2 What follows, draws on the ‘Introduction’, in M. Teich, R. Porter and B. Gustafsson (eds.), Nature and Society in Historical Context (Cambridge: Cambridge University Press, 1997).

3 E. Gellner, ‘Knowledge of Nature and Society’, cited in ibid., p. 9.

4 Ibid., p. 13.

5 E. Gellner, ‘Along the Historical Highway’, The Times Literary Supplement, 16 March 1984.

6 J. Hicks, A Theory of Economic History (repr. Oxford: Oxford University Press, 1973), pp. 2-3.

7 E. Hobsbawm, On History (London: Weidenfeld & Nicolson, 1997), p. viii.

8 ‘Once you accept that feudalism existed, and capitalism does, there’s a big academic debate about what caused the collapse of feudalism and the rise of capitalism. Shakespeare managed to get to the essence of it without having knowledge of the terms’. Paul Mason (economics editor of Channel 4 News), ‘What Shakespeare Taught Me about Marxism and the Modern World’, The Guardian, 3 November, 2013.

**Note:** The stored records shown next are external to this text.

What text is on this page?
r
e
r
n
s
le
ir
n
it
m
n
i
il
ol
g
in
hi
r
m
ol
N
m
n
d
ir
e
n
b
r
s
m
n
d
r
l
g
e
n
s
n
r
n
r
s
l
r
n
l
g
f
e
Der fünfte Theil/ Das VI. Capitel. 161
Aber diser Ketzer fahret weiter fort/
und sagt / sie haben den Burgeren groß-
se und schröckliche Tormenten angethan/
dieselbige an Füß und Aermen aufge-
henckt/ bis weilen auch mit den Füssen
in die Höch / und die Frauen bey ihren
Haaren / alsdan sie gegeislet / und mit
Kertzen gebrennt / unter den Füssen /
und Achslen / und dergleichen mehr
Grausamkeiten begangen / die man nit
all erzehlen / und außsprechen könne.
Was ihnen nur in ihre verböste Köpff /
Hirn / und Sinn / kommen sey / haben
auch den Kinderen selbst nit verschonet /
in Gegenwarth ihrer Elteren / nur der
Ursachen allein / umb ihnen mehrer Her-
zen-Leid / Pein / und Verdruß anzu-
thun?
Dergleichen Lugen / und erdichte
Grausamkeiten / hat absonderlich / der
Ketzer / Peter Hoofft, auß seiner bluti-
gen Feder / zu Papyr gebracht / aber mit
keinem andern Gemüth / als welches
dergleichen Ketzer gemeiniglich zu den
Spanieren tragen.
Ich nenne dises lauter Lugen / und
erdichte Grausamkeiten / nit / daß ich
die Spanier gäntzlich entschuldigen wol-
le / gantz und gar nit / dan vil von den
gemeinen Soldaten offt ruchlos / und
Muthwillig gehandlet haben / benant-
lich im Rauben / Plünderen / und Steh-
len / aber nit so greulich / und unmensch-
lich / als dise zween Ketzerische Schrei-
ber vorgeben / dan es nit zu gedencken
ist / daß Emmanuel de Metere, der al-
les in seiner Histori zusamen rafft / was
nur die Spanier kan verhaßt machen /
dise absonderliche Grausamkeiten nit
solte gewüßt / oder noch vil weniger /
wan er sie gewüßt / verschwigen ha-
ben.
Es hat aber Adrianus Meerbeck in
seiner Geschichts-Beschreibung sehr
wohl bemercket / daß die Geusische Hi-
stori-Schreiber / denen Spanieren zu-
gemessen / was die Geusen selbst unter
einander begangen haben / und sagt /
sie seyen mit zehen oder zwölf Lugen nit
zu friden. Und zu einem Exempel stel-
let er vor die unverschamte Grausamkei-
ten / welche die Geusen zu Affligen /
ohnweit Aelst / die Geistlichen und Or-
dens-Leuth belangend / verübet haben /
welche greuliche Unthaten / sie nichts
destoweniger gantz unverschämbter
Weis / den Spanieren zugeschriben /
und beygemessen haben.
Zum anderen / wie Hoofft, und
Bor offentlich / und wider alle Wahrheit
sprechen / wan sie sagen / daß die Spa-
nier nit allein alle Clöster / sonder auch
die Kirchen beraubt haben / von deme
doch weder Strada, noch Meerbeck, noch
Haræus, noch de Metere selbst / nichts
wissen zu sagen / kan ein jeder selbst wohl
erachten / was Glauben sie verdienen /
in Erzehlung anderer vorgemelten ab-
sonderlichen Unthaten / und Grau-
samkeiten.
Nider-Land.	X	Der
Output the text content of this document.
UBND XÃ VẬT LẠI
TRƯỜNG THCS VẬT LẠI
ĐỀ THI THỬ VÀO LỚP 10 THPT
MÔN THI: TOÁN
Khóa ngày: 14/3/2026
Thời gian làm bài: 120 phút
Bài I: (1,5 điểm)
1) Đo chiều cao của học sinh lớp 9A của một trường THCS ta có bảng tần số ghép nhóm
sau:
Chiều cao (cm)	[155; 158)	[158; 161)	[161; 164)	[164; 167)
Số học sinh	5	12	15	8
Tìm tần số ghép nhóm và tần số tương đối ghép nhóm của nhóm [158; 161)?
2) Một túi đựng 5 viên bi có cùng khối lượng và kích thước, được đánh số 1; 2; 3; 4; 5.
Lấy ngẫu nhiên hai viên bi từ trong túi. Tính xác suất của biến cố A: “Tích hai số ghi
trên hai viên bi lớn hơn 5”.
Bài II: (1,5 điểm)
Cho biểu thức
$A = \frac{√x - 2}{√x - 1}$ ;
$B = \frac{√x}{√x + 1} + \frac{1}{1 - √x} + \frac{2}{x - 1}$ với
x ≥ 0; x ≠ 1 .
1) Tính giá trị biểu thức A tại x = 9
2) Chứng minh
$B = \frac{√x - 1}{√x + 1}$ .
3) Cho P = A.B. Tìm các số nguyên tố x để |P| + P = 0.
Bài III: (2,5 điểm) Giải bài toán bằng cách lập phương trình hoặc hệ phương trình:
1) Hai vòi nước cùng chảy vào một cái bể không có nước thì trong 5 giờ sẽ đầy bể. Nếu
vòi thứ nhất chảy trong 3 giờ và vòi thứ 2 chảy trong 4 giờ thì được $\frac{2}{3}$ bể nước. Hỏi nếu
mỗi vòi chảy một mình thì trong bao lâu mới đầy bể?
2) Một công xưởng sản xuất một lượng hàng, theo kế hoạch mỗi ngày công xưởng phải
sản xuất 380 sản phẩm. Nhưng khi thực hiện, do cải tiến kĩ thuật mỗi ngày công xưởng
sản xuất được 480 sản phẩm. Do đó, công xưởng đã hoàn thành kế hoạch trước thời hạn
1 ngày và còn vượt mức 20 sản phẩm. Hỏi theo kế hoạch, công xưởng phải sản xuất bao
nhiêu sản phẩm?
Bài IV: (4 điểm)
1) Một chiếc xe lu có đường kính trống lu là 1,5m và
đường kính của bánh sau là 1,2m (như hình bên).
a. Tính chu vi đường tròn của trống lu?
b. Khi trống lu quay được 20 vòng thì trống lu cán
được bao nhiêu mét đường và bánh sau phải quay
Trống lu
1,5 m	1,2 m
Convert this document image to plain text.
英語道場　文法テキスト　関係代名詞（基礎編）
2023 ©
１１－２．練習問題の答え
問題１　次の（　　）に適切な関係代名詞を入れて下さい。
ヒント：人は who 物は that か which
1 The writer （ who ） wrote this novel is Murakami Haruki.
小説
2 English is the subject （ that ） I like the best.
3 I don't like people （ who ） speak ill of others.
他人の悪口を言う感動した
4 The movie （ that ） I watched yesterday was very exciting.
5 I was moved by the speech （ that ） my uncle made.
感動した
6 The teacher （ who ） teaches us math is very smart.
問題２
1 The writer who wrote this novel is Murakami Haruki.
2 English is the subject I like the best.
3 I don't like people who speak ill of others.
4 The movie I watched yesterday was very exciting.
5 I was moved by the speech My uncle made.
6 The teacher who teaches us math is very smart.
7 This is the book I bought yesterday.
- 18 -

9 P. J. Corfield, Time and the Shape of History (New Haven, CT and London: Yale University Press, 2007), pp. ix, 182-83.

10 Ibid., p. 248.

11 Introduction in Porter and Teich (eds.), The Scientific Revolution in National Context, p. 1.

12 D. S. Landes, The Unbound Prometheus: Technological Change and Industrial Development in Western Europe from 1750 to the Present (Cambridge: Cambridge University Press, 1969), p. 1.

13 Introduction in Porter and Teich (eds.), Scientific Revolution, p. 2.